Une princesse en exil
La lecture de certaines biographies nous éclaire parfois sur une époque et sur les liens qui existaient entre certains personnages marquants. Tel est le cas de Natalie Paley. Princesse en exil de Jean-Noël Liaut, dont j’avais apprécié la rigueur pour sa biographie de Madeleine Castaing.
Tout aussi bien documentée, sa biographie consacrée à la petite-fille du tsar Alexandre II se lit d’une traite tant elle est intéressante et habilement construite autour d’extraits de lettres et de livres qui nous donnent une bonne idée de celle qui fut l’une des figures de proue de la vie culturelle et surtout mondaine des années 1920 et 1930.
Née à Paris en 1905, elle a vécu de près la Révolution russe puisqu’elle était en Russie de 1913 à 1918 avant de s’enfuir en Finlande avec sa sœur et de rentrer en France.

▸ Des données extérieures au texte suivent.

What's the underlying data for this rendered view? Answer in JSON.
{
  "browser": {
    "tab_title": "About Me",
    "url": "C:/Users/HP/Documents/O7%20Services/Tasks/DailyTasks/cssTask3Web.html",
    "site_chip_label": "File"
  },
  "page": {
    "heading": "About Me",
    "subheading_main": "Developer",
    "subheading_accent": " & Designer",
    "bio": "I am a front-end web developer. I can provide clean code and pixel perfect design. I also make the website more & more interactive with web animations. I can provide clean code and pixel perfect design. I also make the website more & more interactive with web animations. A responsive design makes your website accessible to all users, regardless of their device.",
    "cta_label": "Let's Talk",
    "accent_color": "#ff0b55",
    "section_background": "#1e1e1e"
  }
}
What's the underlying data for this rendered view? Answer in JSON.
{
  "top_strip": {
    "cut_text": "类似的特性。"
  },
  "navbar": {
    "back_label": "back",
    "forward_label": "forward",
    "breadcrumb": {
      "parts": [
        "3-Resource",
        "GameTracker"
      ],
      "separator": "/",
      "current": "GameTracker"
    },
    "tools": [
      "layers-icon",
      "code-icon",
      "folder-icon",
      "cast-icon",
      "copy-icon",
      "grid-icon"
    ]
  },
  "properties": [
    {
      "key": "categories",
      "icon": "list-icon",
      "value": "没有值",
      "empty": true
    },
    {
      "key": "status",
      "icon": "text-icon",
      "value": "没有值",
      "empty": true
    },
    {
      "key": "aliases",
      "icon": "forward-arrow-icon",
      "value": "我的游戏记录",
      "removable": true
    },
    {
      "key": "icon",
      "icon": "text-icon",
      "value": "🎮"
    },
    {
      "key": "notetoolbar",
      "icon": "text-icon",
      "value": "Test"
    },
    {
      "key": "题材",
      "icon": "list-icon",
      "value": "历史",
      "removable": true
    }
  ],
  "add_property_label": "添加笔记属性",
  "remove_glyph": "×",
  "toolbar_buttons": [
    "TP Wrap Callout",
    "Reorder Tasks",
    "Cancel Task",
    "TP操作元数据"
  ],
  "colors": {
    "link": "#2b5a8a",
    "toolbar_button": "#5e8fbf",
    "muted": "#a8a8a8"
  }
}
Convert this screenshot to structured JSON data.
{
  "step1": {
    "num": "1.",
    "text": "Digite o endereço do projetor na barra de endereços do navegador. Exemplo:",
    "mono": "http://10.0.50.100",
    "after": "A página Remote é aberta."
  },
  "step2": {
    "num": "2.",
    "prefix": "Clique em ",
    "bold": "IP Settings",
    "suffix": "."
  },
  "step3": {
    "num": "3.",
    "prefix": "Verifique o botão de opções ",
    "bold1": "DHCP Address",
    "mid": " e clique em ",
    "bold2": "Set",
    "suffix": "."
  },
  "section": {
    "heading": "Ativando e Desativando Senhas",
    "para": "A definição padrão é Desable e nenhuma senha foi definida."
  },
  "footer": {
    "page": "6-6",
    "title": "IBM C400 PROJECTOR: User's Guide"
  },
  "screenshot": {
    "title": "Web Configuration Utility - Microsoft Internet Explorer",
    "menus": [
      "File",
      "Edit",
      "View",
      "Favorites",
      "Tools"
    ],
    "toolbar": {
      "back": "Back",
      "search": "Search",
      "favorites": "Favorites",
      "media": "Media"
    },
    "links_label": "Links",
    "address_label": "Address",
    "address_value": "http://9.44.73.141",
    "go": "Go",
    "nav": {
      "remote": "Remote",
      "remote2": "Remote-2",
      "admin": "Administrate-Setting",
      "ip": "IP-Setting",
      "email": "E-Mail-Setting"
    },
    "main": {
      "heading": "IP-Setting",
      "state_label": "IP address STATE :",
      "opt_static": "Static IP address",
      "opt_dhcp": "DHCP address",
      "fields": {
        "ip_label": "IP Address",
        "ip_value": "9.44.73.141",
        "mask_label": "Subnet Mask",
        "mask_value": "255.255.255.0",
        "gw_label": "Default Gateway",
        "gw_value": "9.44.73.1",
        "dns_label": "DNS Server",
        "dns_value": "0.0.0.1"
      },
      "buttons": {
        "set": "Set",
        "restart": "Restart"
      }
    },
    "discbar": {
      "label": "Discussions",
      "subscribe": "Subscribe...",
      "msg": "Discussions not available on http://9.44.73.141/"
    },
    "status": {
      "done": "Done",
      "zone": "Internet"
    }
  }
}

Perturbée par son passé et celui des siens, elle a toute sa vie cherché un bonheur qu’elle ne semble pas avoir trouvé, laissant derrière elle de nombreuses zones d’ombre que le biographe a volontairement laissées telles quelles. À quoi bon en effet mettre au jour ce qui a peut-être eu lieu qui fit d’elle une grande amoureuse platonique?
De son mariage probablement non consommé avec le couturier Lucien Lelong (qui habilla Marlene Dietrich, Colette, Greta Garbo, Michèle Morgan et bien d’autres), on retiendra qu’elle fut davantage une muse qu’une épouse, inspirant à Lelong ses plus belles créations et de nombreux parfums. La princesse et son mari avaient en effet des vies parallèles qui pouvaient s’accommoder de la situation. On retiendra aussi Venise où elle rencontra le danseur Serge Lifar avec qui elle vécut une passion orageuse; sa relation avec Paul Morand; sa courte carrière d’actrice où elle tourna notamment sous la direction de George Cukor; l’amour impossible qui l’unit à Jean Cocteau qui ne l’oublia jamais.
De son mariage pas plus consommé avec le producteur homosexuel John Chapman Wilson, on retiendra une vie mondaine des plus stimulantes jusqu’à la chute dans l’alcoolisme de celui qui aida grandement la carrière de Noël Coward. On retiendra aussi d’autres histoires, l’une avec Erich Maria Remarque, l’autre avec Antoine de Saint-Exupéry.
Mais qui fut réellement Natalie Paley? Une enfant blessée qui ne put aller au bout d’aucune de ses passions, paralysée par un passé qui devait sûrement la hanter. Une femme qui subjugua tous ceux et celles qu’elle croisa à une époque où les mœurs étaient beaucoup plus libres que quelques années plus tard. Une femme qui vivait malgré tout dans le temporaire, jamais vraiment satisfaite, jamais heureuse. Une femme au regard triste dont les yeux se sont éteints bien avant elle, celle-ci ayant perdu la vue une quinzaine d’années avant sa mort et pour cette raison refusant qu’on la visite.
Natalie Paley fut tout cela. Et aussi une princesse. Une étoile. Une muse. Pour nombre de créateurs et pour son biographe qui signe ici un portrait sans compromis mais pudique de celle qui ne sera jamais oubliée.